Im Schiffsterminal ging es zu wie auf einem Flughafen. Auch checkten die Passagiere für drei verschiedene Kreuzfahrtschiffe gleichzeitig ein. Ausweiskontrolle, Visakontrolle, Fingerabdrücke, Gepäckkontrolle, alles musste sein. Immer wieder wurden die Passagierströme aufgeteilt, bis schlussendlich alle Passagiere auf dem richtigen Schiff landeten. Das Gepäck musste noch auf die Kabinen transportiert werden. Wir waren noch immer am Auspacken der Koffer und Verstauen der Kleider, als das Schiff schon den Hafen verliess.

Die Informationen auf dem Schiff sind spärlich. Man muss sich alles selbst zusammensuchen. Per Zufall entdeckte ich, dass unser Abendessen um 17h im 5. Stock Tisch 63 stattfindet. Am Tisch fanden sich nur die Hälfte der vorgesehenen Gäste ein. Doch auch so waren die Kellner etwas überfordert und servierten Gerichte an Personen, welche etwas anderes bestellt hatten. Zum Glück konnte man das am Tisch noch die Gerichte unter den Gästen austauschen.

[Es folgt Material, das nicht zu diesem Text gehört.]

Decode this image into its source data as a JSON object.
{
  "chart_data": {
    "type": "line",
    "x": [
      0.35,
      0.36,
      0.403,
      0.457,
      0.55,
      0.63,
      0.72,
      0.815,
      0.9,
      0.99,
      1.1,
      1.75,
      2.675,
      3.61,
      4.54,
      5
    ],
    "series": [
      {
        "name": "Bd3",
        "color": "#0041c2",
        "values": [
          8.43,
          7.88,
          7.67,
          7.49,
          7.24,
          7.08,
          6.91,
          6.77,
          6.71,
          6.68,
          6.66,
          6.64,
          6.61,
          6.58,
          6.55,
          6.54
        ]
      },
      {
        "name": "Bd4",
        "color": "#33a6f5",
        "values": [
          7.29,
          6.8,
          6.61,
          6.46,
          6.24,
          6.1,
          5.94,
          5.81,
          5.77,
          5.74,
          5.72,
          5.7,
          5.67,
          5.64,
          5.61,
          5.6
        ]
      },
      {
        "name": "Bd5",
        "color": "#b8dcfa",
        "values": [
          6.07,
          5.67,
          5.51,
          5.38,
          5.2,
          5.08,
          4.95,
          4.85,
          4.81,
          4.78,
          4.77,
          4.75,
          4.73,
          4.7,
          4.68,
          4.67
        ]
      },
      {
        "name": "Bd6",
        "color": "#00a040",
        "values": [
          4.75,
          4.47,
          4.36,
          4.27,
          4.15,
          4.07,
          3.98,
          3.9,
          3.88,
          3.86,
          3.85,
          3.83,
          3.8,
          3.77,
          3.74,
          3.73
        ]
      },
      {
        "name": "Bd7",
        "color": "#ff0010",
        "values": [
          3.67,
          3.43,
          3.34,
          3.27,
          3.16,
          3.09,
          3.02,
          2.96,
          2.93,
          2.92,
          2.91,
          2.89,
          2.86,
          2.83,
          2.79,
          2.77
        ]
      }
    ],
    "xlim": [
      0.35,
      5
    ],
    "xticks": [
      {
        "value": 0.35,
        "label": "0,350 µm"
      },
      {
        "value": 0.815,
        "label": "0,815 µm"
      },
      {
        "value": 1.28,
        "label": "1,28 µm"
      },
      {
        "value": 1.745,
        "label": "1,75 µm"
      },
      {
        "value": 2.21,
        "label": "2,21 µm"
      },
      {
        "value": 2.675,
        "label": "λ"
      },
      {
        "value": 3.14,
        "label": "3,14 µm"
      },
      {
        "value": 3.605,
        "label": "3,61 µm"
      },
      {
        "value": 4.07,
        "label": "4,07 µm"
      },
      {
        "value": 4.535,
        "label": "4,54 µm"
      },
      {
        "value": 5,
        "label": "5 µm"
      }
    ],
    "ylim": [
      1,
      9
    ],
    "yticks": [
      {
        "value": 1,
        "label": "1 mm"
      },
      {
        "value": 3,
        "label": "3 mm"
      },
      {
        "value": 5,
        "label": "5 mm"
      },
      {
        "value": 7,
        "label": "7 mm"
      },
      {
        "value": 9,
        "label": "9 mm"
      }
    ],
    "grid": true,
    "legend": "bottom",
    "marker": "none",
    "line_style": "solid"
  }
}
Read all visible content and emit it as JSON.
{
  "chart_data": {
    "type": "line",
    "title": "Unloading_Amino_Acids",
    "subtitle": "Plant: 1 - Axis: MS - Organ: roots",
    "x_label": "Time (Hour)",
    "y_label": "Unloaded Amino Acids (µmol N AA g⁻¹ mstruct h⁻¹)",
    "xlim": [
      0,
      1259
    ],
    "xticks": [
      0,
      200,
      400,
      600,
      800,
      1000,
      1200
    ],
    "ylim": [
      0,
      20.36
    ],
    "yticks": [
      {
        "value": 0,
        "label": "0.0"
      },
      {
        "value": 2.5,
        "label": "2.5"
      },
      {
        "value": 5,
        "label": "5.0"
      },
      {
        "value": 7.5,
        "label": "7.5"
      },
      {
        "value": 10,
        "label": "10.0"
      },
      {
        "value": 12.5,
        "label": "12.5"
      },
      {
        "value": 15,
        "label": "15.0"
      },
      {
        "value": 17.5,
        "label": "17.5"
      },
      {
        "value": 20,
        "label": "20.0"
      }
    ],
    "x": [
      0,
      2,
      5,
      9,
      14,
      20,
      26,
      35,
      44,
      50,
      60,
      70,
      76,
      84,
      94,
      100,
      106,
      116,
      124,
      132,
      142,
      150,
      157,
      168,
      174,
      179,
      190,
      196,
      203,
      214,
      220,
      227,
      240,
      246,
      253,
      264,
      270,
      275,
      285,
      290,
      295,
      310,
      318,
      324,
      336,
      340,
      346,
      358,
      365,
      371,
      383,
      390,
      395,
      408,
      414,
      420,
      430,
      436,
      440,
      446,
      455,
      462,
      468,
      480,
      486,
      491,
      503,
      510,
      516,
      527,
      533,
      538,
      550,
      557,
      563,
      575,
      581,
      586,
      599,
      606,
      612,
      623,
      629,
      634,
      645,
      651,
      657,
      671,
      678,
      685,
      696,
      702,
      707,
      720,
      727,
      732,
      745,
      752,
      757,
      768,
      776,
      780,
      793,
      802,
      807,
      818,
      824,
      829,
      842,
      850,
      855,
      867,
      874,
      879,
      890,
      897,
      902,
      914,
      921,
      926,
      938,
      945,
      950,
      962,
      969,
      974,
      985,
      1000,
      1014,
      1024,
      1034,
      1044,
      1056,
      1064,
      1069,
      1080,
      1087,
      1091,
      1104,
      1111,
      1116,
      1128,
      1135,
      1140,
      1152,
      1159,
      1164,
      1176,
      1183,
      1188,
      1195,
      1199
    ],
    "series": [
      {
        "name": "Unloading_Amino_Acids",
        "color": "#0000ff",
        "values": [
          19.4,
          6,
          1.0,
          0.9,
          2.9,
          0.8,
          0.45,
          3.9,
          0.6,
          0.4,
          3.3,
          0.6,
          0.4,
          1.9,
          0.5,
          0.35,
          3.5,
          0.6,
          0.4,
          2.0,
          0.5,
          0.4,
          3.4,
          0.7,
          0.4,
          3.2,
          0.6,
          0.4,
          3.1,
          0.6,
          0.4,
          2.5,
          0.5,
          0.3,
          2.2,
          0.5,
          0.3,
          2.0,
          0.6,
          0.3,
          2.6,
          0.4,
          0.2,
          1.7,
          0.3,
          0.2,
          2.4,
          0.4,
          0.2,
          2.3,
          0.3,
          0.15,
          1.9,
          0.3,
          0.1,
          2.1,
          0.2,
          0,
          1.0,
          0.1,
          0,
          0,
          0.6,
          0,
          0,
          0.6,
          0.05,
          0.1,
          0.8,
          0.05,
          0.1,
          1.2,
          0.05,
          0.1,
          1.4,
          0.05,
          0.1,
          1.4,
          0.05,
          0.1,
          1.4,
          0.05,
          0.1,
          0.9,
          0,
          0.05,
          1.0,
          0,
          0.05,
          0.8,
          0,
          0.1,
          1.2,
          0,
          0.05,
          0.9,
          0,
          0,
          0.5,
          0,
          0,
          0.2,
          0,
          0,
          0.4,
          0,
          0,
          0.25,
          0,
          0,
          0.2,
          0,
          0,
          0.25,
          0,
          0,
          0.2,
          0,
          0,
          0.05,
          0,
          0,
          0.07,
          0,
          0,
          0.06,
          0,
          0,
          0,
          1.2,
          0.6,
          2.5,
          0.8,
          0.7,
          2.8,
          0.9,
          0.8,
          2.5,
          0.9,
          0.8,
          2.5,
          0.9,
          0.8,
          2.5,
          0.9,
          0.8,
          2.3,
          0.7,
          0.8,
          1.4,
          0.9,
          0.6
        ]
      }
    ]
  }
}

Die geräumige Kabine hingegen überraschte uns positiv und ich bin nun recht froh, dass wir diese Variante gebucht haben. Wir haben einen kleinen Balkon für uns allein, wo man direkt auf See und Land sehen kann. Schon am Abend wurde ein Wal gesichtet.

Nach ruhiger Nacht wachten wir um 7h Ortszeit auf und ich erlebte einen wunderschönen Sonnenaufgang. Leider bedeckte sich der Himmel später und wir sahen die Küste auch nicht mehr. Die Temperatur wird auch zunehmend kühler. Am späteren Nachmittag setzte leichter Regen ein, welcher bis zur Nacht anhielt. Keine Walfische oder Orcas zu sehen, nur tolle Kameras mit Superobjektiven. Morgen soll die Fahrt zwischen Inseln und Festland weiter Richtung Juneau gehen.

Notabene nun essen wir am Buffet im 8. Deck. Da kann man selbst aussuchen, was man Essen möchte und sieht direkt, was auf eigenem Teller landet.